I have custom source files that are not C/C++. These files are compiled to C source files and then those C files are compiled by cmake as usual.
However, my custom files can have dependencies that can change during development.
For example let us say the I have the files source1.lang
, source2.lang
, source3.lang
...
source1.lang
... some code
source2.lang
import source1;
... some code
I compile these files as
./langc source1.lang
./langc source2.lang
...
and I get source1.c
, source2.c
...
Now, as you can see source2.lang
depends on source1.lang
. I can find these dependencies for these custom files at any time by pre-processing them. And then generate an explicit dependency of source2.lang
on source1.lang
so that it gets recompiled if source1.lang
is modified.
Right now, I have a custom command like this
# This is populated automatically.
set(SOURCE2_DEPENDS source2.lang source1.lang)
add_custom_command(
DEPENDS ${SOURCE2_DEPENDS }
COMMAND ./langc source2.lang
OUTPUT source2.c
COMMENT "Compiling source2.c"
)
The problem is the dependencies can change during development. That is, SOURCE1_DEPENDS
can change after configuration. For example I can modify source2.lang
to import source3.lang
source2.lang
import source1;
import source3;
... some code
I can now see that source2.lang
is modified.
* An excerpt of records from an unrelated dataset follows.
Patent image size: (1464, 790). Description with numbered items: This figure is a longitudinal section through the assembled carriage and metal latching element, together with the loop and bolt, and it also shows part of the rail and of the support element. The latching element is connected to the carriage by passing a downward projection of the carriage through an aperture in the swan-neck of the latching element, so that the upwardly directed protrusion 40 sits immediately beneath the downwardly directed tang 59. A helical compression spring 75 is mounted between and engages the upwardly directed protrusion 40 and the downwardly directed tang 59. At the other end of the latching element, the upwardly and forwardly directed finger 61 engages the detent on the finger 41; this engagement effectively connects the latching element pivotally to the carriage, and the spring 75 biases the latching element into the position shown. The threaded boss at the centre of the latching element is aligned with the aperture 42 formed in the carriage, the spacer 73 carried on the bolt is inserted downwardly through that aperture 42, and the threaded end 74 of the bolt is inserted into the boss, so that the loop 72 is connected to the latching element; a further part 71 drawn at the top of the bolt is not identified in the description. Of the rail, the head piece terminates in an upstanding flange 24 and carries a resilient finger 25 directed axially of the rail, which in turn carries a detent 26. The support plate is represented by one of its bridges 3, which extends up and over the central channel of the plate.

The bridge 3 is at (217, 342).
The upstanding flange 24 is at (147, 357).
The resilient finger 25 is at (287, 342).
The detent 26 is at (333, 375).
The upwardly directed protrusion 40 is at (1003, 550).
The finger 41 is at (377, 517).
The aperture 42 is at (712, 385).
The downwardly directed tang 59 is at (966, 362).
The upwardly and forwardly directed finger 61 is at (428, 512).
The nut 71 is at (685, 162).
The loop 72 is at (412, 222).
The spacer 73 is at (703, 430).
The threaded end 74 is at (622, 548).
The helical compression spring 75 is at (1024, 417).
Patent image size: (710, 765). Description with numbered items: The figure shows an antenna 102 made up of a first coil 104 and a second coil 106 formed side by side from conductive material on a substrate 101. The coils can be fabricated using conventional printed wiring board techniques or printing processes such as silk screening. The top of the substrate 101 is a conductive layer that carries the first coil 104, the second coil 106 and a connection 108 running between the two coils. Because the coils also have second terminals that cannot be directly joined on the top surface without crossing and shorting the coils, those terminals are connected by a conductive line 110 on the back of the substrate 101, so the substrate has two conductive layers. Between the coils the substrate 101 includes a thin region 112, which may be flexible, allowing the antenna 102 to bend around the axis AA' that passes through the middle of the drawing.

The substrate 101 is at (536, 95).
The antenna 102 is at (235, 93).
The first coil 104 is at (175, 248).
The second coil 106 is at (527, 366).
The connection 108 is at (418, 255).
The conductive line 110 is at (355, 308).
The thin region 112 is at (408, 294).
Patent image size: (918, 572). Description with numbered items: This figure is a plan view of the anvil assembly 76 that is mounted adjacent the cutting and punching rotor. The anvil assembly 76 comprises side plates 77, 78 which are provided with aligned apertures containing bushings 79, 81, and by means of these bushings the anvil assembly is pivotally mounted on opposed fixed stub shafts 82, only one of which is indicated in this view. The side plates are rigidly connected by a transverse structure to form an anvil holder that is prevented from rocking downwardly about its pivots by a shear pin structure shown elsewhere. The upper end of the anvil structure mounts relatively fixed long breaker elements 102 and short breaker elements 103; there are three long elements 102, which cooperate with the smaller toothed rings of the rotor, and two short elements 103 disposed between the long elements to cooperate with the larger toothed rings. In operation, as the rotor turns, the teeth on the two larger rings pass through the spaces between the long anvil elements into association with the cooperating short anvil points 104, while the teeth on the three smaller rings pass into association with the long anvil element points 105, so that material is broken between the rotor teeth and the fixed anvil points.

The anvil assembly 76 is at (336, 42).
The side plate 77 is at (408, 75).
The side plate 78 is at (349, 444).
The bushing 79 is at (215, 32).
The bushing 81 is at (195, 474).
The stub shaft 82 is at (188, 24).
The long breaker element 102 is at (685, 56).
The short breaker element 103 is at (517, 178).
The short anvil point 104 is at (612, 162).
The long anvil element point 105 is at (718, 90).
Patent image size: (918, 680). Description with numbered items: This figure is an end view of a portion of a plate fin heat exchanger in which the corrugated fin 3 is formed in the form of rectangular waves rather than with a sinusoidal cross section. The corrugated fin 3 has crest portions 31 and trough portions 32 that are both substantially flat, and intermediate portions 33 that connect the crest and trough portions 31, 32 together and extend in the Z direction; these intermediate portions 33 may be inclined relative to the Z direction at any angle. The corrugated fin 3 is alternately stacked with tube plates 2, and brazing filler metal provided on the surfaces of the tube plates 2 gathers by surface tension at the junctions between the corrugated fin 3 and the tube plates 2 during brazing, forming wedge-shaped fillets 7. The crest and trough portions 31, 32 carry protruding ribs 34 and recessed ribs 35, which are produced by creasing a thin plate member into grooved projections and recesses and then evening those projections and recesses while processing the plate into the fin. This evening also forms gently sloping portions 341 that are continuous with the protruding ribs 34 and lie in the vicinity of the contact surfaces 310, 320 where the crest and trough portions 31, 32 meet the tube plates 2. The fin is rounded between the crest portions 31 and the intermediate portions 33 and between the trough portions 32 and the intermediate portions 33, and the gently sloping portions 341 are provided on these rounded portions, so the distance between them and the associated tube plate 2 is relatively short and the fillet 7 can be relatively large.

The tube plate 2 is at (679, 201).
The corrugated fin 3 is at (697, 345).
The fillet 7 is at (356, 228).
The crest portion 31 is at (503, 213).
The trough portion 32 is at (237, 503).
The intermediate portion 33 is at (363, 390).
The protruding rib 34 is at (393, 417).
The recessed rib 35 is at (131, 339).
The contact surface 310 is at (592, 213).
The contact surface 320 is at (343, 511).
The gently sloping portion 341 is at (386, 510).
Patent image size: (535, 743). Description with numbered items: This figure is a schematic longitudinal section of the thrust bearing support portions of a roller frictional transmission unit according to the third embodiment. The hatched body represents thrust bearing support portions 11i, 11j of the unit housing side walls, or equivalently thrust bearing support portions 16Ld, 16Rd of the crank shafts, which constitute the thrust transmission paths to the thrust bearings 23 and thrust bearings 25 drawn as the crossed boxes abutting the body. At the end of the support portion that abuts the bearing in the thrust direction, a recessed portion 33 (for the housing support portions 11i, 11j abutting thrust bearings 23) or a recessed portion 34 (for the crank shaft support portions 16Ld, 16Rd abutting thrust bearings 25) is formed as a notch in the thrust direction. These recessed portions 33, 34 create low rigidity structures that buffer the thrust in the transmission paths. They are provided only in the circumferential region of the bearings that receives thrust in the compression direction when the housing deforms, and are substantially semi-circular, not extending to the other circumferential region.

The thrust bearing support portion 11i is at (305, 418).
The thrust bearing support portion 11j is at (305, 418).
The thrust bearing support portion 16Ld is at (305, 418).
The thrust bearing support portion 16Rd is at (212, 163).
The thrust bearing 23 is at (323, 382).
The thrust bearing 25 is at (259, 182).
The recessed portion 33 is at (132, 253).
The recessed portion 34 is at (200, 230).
So I pre-process it to find the new dependencies. But how do I let cmake know that the dependency has changed?
The only way I can see so far is for Makefile generators to modify the generated build.make file to add and remove these dependencies manually.
However, how I can I tell cmake in a generic way that these are the new dependencies?
Basically as cmake does normally when you add a new #include
to a C source file. So that things work for other generators as well.